Thursday’s deadline for frontline NHS staff in England to have received their first jab against Covid-19 has been scrapped after health ministers announced a consultation on removing vaccination as a condition of deployment for health and social care workers.
Health secretary Sajid Javid told the House of Commons yesterday that the risk of admission to A&E for the Omicron variant is approximately half of that for Delta.

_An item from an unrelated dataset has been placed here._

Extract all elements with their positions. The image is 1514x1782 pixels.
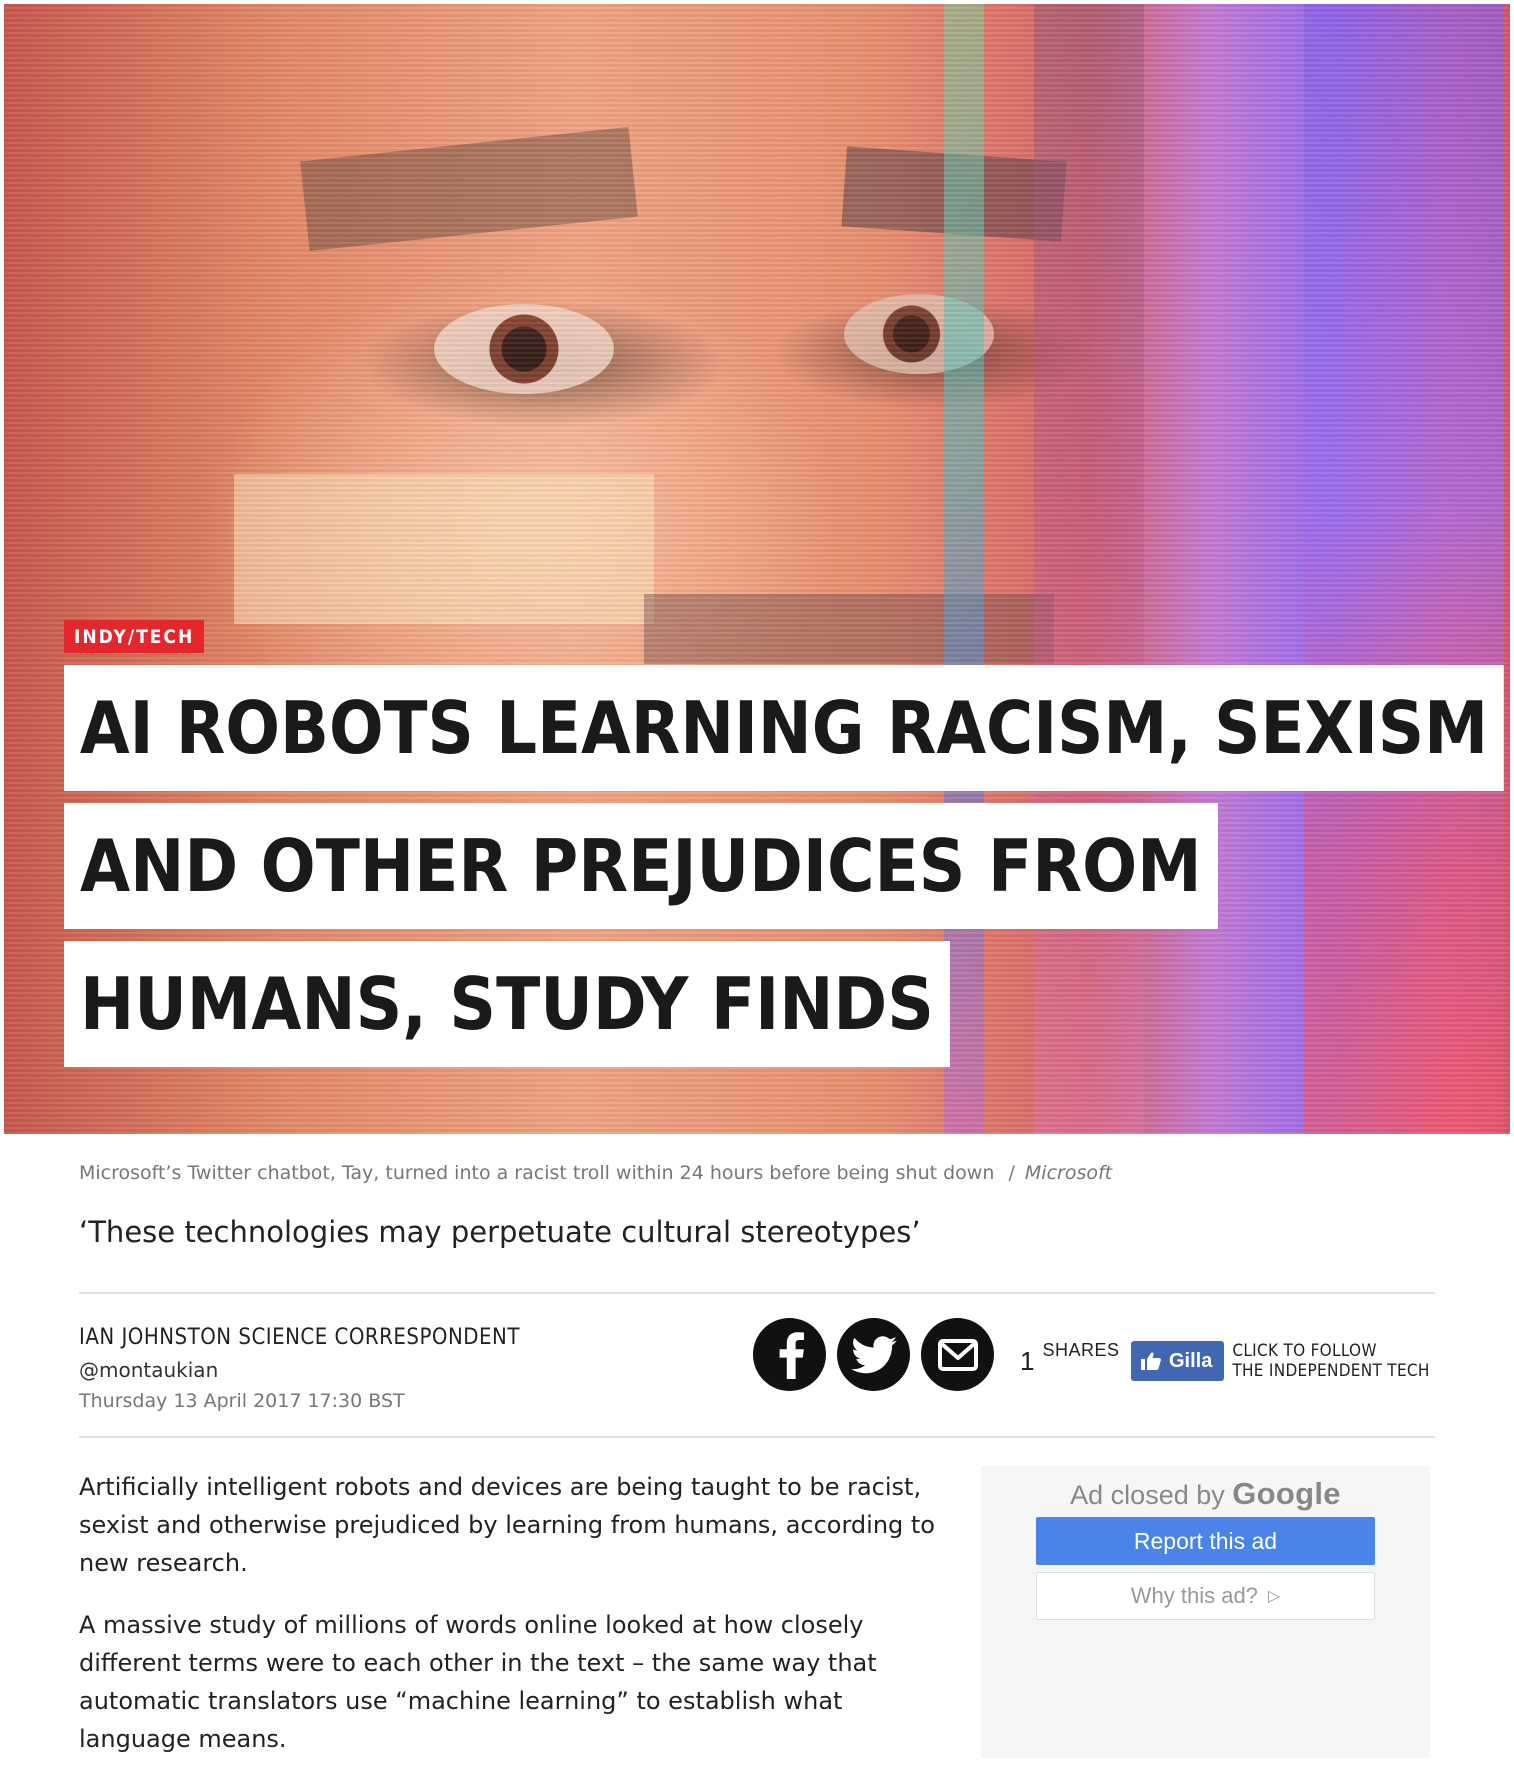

He said it was right and responsible to “revisit the balance of risks and opportunities that guided our original decision last year”.
The government had set a deadline of 1 April 2022 for frontline NHS staff to have been vaccinated twice meaning unjabbed workers would need to receive their first jab by Thursday 3 February.

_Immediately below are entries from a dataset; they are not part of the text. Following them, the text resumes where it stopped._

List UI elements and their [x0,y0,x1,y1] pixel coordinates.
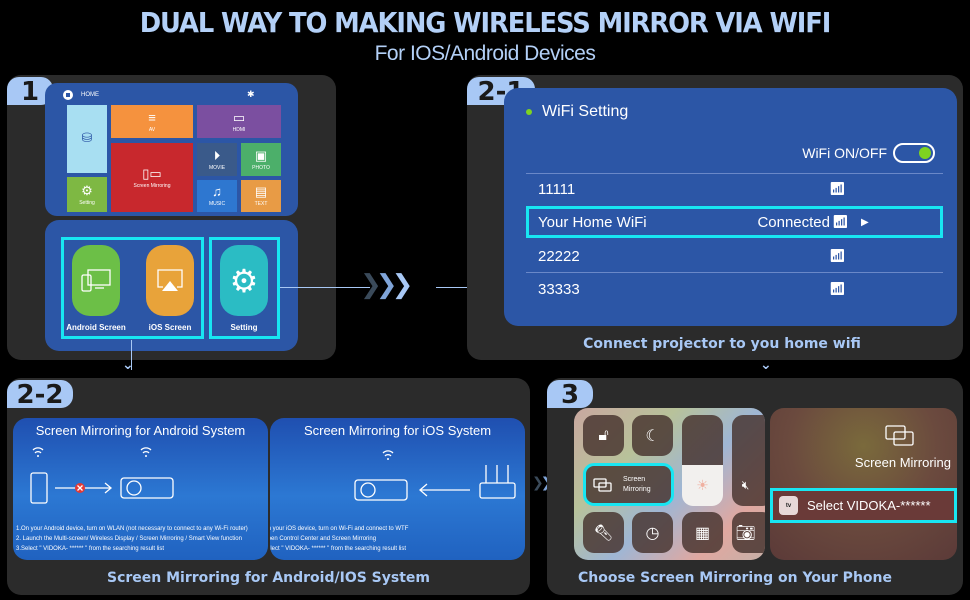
tile-screen-mirroring[interactable]: ▯▭ Screen Mirroring [111,143,193,212]
document-icon: ▤ [254,184,268,199]
brightness-slider[interactable]: ☀ [682,415,723,506]
wifi-icon [382,450,394,460]
setting-label: Setting [230,323,258,332]
timer-button[interactable]: ◷ [632,512,673,553]
page-title: DUAL WAY TO MAKING WIRELESS MIRROR VIA W… [139,6,832,39]
wifi-settings-screen: WiFi Setting WiFi ON/OFF 11111 📶︎ Your H… [504,88,957,326]
wifi-icon [32,447,44,457]
vidoka-device-option[interactable]: tv Select VIDOKA-****** [770,488,957,523]
calculator-button[interactable]: ▦ [682,512,723,553]
bluetooth-icon: ✱ [247,89,255,99]
tile-photo[interactable]: ▣ PHOTO [241,143,281,176]
music-icon: ♫ [212,184,222,199]
wifi-settings-title: WiFi Setting [542,103,629,120]
ios-steps: 1.On your iOS device, turn on Wi-Fi and … [270,526,409,552]
ios-screen-app[interactable] [146,245,194,316]
setting-app[interactable]: ⚙ [220,245,268,316]
android-diagram [30,447,174,504]
camera-icon: 📷︎ [735,524,756,542]
gear-icon: ⚙ [81,182,93,198]
ios-screen-label: iOS Screen [148,323,192,332]
flashlight-icon: 🔦︎ [593,524,614,542]
status-dot [526,109,532,115]
home-header: HOME [63,90,99,100]
projector-icon [120,477,174,499]
android-screen-app[interactable] [72,245,120,316]
usb-icon: ⛁ [81,130,93,145]
wifi-icon [140,447,152,457]
tile-text[interactable]: ▤ TEXT [241,180,281,212]
android-screen-label: Android Screen [66,323,126,332]
tile-setting[interactable]: ⚙ Setting [67,177,107,212]
step2-2-badge: 2-2 [7,380,73,410]
android-devices-icon [81,268,111,292]
ios-control-center: 🔓︎ ☾ ☀ 🔇︎ Screen Mirroring 🔦︎ ◷ ▦ 📷︎ [574,408,765,560]
flashlight-button[interactable]: 🔦︎ [583,512,624,553]
photo-icon: ▣ [254,147,268,163]
connector-line [436,287,468,288]
home-title: HOME [81,92,99,98]
moon-icon: ☾ [645,427,660,445]
router-icon [479,465,516,499]
wifi-lock-icon: 📶︎ [829,281,846,296]
mute-icon: 🔇︎ [741,478,750,492]
wifi-settings-header: WiFi Setting [526,103,628,121]
step2-2-caption: Screen Mirroring for Android/IOS System [107,570,430,586]
rotation-lock-icon: 🔓︎ [598,426,609,444]
av-cable-icon: ≡ [148,109,156,125]
step3-badge: 3 [547,380,593,410]
wifi-lock-icon: 📶︎ [829,248,846,263]
android-steps: 1.On your Android device, turn on WLAN (… [16,526,248,552]
wifi-lock-icon: 📶︎ [832,214,849,229]
airplay-icon [157,268,183,291]
right-chevrons-icon: ❯❯❯ [360,270,413,300]
ios-guide-title: Screen Mirroring for iOS System [303,423,492,438]
timer-icon: ◷ [645,524,660,542]
screen-mirroring-button[interactable]: Screen Mirroring [583,463,674,506]
wifi-lock-icon: 📶︎ [829,181,846,196]
apple-tv-icon: tv [779,496,798,515]
projector-home-screen: HOME ✱ ⛁ ≡ AV ▭ HDMI ▯▭ Screen Mirroring… [45,83,298,216]
tile-usb[interactable]: ⛁ [67,105,107,173]
android-guide-title: Screen Mirroring for Android System [35,423,246,438]
rotation-lock-button[interactable]: 🔓︎ [583,415,624,456]
screen-mirroring-title: Screen Mirroring [854,455,951,470]
volume-slider[interactable]: 🔇︎ [732,415,765,506]
wifi-toggle[interactable] [893,143,935,163]
step2-1-caption: Connect projector to you home wifi [583,336,861,352]
home-icon [63,90,73,100]
step3-caption: Choose Screen Mirroring on Your Phone [577,570,892,586]
hdmi-icon: ▭ [232,109,246,125]
network-item[interactable]: 33333 📶︎ [526,273,943,305]
gear-icon: ⚙ [229,262,259,299]
wifi-toggle-label: WiFi ON/OFF [802,145,887,161]
screen-mirroring-icon [885,425,914,446]
phone-icon [30,472,48,504]
arrow-right-icon: ▶ [861,216,869,228]
network-item[interactable]: 22222 📶︎ [526,240,943,272]
ios-mirroring-guide: Screen Mirroring for iOS System 1.On you… [270,418,525,560]
projector-icon [354,479,408,501]
ios-diagram [354,450,516,501]
tile-hdmi[interactable]: ▭ HDMI [197,105,281,138]
screen-mirroring-icon: ▯▭ [142,165,162,181]
do-not-disturb-button[interactable]: ☾ [632,415,673,456]
camera-button[interactable]: 📷︎ [732,512,765,553]
tile-music[interactable]: ♫ MUSIC [197,180,237,212]
network-item[interactable]: 11111 📶︎ [526,173,943,205]
android-mirroring-guide: Screen Mirroring for Android System 1.On… [13,418,268,560]
network-item-connected[interactable]: Your Home WiFi Connected 📶︎ ▶ [526,206,943,238]
calculator-icon: ▦ [694,524,711,542]
play-icon: ⏵ [213,147,221,163]
wifi-toggle-row: WiFi ON/OFF [802,143,935,163]
connection-status: Connected [757,213,830,231]
tile-av[interactable]: ≡ AV [111,105,193,138]
screen-mirroring-icon [593,477,612,492]
connector-line [280,287,370,288]
screen-mirroring-menu: Screen Mirroring tv Select VIDOKA-****** [770,408,957,560]
page-subtitle: For IOS/Android Devices [374,42,596,65]
tile-movie[interactable]: ⏵ MOVIE [197,143,237,176]
projector-app-launcher: ⚙ Android Screen iOS Screen Setting [45,220,298,351]
sun-icon: ☀ [696,477,709,493]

But amid pressure from health leaders and unions, as well as a staffing shortfall of more than 100,000 roles, ministers confirmed subject to consultation the government will revoke the regulation in health and all social care settings.
It’s estimated that around 77,000 NHS staff are not vaccinated. The Royal College of Midwives said the policy could have a “catastrophic impact” on maternity services and both the Royal College of GPs and Royal College of Nursing called for the requirement to be delayed.
NHS workers who oppose the policy have staged protests in major cities.
“While vaccination remains our very best line of defence against Covid-19, I believe it is no longer proportionate to require vaccination as a condition of deployment through statute,” said Javid.
“I have always been clear that our rules must remain proportionate and balanced – and of course, should we see another dramatic change in the virus, it would be responsible to review this policy again,” he told MPs.
“Some basic facts remain: vaccines save lives, and everyone working in health and social care has a professional duty to be vaccinated against Covid-19.”
The health secretary has written to professional regulators asking them to urgently review current guidance on vaccinations, including Covid-19 to emphasise their professional responsibilities in this area.
He has also asked the NHS to review policies on the hiring of new staff and the deployment of existing staff, taking into account their vaccination status, and for officials in the Department of Health and Social Care to consult on its code of practice which applies to all providers of all health and social care in England registered with the Care Quality Commission.
Workers in social care settings, who have been mandated to be fully vaccinated since November, will now be able to reapply for jobs. The National Care Association has estimated the sector has lost around 40,000 people since then.
Chair Nadra Ahmed said: “The people who we’ve lost, we hope they’ll think about coming back and we will do everything we can to try and encourage them to come back, but they will have found other roles and they may be happier in their other roles now and not want to move again.”
Patricia Marquis, director of the Royal College of Nursing in England, said: “This climbdown by government has come too late for those social care staff who have already lost their jobs.
“To risk thousands more nursing staff being sacked in the middle of a staffing crisis was never in the interests of patients’ safety.
“Vaccination is hugely important but this was the wrong policy, especially as it added to the current pressure on NHS and care services. Staff are being spread thinner and thinner and struggling to care for their patients safely.
“The Covid-19 vaccine is safe and effective and the RCN encourages everyone to get vaccinated as soon as possible.”
In a joint statement, the chief executives of NHS Confederation and NHS Providers, Matthew Taylor and Chris Hopson, said they had always been clear that encouraging as many NHS staff as possible to get vaccinated was the right approach for staff.
Their members would have preferred longer to implement the policy, and were mindful of the risk of losing key staff who were doubtful about vaccination.
“NHS leaders are frustrated to have such a significant change in policy at the 11th hour given all the hard and complex work that has gone into meeting the deadline set by the government. They recognise the reasons the government has given for the changes – the risk to services and the different risk from Omicron compared to previous variants.
“But there will be concern at what this means for wider messaging about the importance of vaccination for the population as a whole. We must also be mindful of the frustration this late change will have caused for some staff and the government must ensure clear guidance is quickly made available to support managers to implement this change in approach.”
After the consultation on vaccines as a condition of deployment was launched and regulations enforced, vaccine uptake among care home staff rose from 77% to 95%. The scrapping of manadatory vaccination is subject to a period of consultation and parliamentary approval, but with Labour supporting the move, a change in the regulations is a formality.